Gabe Newell talks about Mmorpgs

Not really talking about mmorpgs, but rather pertinent with what I’m writing these days. From an interesting interview about the design of Ep1 (part one here):

Gabe Newell: What we try to do is get people through as much entertainment as possible. This is an argument I have with Warren Spector; he builds a game that you can play through six different times. So that means that people pay for the game, but don’t get to play five sixths of the game, which I feel is a mistake. You spend all of this time to build stuff that most players will never ever ever see, and I feel we try to maximise… I mean, I understand the exploration impulse and we try to make people happy doing that because it’s an important part. Exposition, exploration, combat and so on are things that we need to make sure are present, but if only one per cent of your customers see this cool thing that takes five per cent of your development budget, that’s not a good use of resources.

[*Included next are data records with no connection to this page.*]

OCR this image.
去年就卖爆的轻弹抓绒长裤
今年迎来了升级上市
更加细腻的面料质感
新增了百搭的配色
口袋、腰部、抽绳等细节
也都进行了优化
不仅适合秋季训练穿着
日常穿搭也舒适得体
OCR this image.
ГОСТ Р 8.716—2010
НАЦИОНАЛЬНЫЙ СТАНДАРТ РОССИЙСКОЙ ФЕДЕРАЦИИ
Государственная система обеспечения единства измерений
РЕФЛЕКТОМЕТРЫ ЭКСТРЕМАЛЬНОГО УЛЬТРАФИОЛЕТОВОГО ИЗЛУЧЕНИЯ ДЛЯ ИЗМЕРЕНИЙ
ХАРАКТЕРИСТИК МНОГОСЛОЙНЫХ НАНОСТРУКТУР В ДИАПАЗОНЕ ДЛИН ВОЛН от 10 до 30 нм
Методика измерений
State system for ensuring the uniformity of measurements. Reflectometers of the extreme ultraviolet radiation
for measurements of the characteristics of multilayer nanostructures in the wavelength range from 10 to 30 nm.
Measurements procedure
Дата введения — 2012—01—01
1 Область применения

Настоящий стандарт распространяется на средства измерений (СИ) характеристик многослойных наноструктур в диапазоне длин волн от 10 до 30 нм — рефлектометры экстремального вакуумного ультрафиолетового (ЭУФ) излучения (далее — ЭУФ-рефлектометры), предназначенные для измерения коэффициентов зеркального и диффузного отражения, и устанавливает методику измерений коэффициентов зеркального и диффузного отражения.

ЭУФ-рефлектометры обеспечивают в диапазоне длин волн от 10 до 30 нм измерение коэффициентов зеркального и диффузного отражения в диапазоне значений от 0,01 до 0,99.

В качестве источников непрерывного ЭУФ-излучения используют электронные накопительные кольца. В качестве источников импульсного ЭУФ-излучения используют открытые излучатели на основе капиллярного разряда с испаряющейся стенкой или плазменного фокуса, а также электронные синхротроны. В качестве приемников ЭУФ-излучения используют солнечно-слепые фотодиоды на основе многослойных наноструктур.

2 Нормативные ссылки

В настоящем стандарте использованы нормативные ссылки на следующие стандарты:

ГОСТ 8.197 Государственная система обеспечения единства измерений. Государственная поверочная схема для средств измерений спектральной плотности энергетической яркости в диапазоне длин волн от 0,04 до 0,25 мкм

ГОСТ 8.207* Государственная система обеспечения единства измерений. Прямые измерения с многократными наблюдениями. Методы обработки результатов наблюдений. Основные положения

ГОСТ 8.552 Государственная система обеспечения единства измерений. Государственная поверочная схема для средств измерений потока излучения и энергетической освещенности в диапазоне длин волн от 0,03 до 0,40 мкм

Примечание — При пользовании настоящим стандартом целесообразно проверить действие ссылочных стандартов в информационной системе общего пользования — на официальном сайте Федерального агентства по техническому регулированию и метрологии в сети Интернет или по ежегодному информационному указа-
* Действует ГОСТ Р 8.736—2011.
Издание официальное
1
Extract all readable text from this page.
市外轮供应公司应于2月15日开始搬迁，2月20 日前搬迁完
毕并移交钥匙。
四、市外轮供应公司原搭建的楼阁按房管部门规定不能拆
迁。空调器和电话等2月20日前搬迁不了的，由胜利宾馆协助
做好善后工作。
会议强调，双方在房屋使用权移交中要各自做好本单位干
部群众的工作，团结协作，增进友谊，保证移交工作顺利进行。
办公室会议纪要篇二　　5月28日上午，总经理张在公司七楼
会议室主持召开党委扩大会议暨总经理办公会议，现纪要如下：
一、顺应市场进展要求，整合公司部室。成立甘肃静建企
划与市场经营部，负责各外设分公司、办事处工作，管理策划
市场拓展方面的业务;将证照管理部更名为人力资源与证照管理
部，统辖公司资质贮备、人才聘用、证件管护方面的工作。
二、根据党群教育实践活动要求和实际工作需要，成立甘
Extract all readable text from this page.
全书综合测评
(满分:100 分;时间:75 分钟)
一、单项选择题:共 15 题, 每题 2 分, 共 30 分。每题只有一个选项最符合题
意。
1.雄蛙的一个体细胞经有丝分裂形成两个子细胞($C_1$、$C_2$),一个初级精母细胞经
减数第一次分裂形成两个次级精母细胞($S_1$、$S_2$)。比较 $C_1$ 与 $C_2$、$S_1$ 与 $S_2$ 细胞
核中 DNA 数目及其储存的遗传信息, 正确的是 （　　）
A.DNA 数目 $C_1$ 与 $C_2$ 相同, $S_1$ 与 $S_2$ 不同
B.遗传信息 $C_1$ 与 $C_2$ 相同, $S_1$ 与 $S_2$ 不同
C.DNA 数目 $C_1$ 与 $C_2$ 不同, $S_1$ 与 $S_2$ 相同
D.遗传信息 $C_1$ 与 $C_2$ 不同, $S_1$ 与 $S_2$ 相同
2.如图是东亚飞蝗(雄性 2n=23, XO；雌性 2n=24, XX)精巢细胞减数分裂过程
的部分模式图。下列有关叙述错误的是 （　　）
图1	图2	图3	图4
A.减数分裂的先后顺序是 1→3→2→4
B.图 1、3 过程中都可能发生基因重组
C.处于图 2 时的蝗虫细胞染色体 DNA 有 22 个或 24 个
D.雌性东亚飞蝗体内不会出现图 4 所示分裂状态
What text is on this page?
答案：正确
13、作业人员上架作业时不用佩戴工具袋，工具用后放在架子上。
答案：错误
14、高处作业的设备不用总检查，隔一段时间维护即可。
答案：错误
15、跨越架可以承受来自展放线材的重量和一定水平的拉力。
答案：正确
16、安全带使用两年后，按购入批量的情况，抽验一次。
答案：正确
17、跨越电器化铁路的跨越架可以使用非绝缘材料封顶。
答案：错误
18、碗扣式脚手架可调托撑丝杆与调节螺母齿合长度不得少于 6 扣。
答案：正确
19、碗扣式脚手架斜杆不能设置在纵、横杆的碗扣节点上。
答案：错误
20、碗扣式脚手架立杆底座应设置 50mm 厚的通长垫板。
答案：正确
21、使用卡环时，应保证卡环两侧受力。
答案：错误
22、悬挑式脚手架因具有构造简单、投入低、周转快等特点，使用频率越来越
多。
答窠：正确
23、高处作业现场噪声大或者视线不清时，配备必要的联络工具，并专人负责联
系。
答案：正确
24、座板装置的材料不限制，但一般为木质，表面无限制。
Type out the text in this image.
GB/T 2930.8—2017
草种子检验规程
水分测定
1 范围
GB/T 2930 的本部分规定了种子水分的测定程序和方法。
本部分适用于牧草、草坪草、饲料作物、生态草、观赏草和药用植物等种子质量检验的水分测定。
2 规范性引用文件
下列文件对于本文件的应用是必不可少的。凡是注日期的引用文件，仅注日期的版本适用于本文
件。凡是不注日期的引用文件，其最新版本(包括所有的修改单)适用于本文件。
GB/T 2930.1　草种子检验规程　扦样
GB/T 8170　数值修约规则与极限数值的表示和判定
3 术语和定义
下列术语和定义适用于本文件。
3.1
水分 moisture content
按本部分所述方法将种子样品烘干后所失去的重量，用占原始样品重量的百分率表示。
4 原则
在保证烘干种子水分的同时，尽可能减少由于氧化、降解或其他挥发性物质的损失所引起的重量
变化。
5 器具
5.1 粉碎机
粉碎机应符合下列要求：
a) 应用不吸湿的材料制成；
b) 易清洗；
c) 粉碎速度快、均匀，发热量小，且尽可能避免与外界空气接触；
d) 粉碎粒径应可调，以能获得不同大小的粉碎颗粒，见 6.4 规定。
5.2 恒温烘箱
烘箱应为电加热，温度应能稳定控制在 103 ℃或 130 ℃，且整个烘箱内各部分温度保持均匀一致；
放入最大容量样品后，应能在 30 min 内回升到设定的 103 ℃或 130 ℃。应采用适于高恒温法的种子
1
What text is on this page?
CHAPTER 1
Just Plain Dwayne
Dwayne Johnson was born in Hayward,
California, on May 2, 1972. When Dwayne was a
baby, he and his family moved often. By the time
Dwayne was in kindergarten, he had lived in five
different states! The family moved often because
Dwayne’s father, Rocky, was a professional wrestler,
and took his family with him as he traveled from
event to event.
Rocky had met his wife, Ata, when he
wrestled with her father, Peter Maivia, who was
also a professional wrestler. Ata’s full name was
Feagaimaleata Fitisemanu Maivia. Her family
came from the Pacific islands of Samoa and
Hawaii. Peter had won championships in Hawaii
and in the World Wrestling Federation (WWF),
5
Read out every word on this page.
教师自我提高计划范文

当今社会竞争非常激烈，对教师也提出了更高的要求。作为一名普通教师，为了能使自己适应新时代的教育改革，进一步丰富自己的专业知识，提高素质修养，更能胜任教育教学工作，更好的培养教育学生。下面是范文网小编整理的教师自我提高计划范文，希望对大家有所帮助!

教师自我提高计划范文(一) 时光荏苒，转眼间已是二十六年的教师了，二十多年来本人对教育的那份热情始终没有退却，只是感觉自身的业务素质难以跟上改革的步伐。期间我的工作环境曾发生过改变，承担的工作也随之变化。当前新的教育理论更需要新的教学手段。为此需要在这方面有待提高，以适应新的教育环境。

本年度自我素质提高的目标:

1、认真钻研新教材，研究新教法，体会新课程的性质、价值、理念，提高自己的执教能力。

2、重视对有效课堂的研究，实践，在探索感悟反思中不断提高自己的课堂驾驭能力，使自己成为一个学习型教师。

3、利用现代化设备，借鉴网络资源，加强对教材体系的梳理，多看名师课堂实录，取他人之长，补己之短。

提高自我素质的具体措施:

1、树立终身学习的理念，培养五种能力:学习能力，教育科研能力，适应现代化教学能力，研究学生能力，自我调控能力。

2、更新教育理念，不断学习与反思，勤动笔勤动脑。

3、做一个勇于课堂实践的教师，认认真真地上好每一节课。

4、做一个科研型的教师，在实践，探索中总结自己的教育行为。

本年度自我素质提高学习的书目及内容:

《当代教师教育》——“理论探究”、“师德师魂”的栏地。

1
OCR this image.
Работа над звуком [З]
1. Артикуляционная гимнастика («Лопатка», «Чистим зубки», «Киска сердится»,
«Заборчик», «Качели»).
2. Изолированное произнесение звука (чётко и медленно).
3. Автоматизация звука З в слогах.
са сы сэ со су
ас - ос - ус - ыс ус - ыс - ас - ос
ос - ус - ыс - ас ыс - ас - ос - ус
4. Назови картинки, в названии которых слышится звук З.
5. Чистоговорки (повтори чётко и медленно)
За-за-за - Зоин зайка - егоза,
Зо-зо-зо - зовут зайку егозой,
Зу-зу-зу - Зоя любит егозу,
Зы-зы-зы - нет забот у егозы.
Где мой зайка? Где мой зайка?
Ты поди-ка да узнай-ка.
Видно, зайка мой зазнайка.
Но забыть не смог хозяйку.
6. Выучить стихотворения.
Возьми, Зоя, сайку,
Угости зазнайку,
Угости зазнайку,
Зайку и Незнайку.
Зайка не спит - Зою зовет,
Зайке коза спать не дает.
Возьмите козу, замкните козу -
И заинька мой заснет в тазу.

This other part also fits quite well with the discussion about accessibility barriers and “noise”:

Gabe Newell: It’s one of the critical things that playtesting shows. If there’s a capability and 80 per cent of people aren’t figuring it out then that’s probably a defect in the design. Not to be heavy handed, but the most ridiculous example is to have a hole with a Zombine hand sticking through with a grenade. You’d catch on pretty quick! “You know, I’ll do something to that thing!” I mean, you’d never do that, but that’s a kind of approach you use to get people to understand that there’s now a new choice available to them at that point in the game.

Erik Johnson: That’s why playing catch with Dog with the gravity gun was so important to the whole game.

Robin Walker: If you look back at Half-Life 2, many of our training things were doing multiple stuff where you might be learning a new gameplay element, but at the same time you’re learning about a character that you’re interacting with who might be telling you something about the world, and the relationship between you and the character you’re dealing with. For example, the cop who tells you to pick up the can, which we want you to press use, but at the same time you’re learning about the relationship between the Metro Cops and the players, and the way they use civilians. But at the same time you’re building this animosity between you and this character that eventually you’ll be able to deal with when you get a weapon, and so on. Our training is all there throughout the game, but it’s fairly well disguised with you doing multiple things at the same time.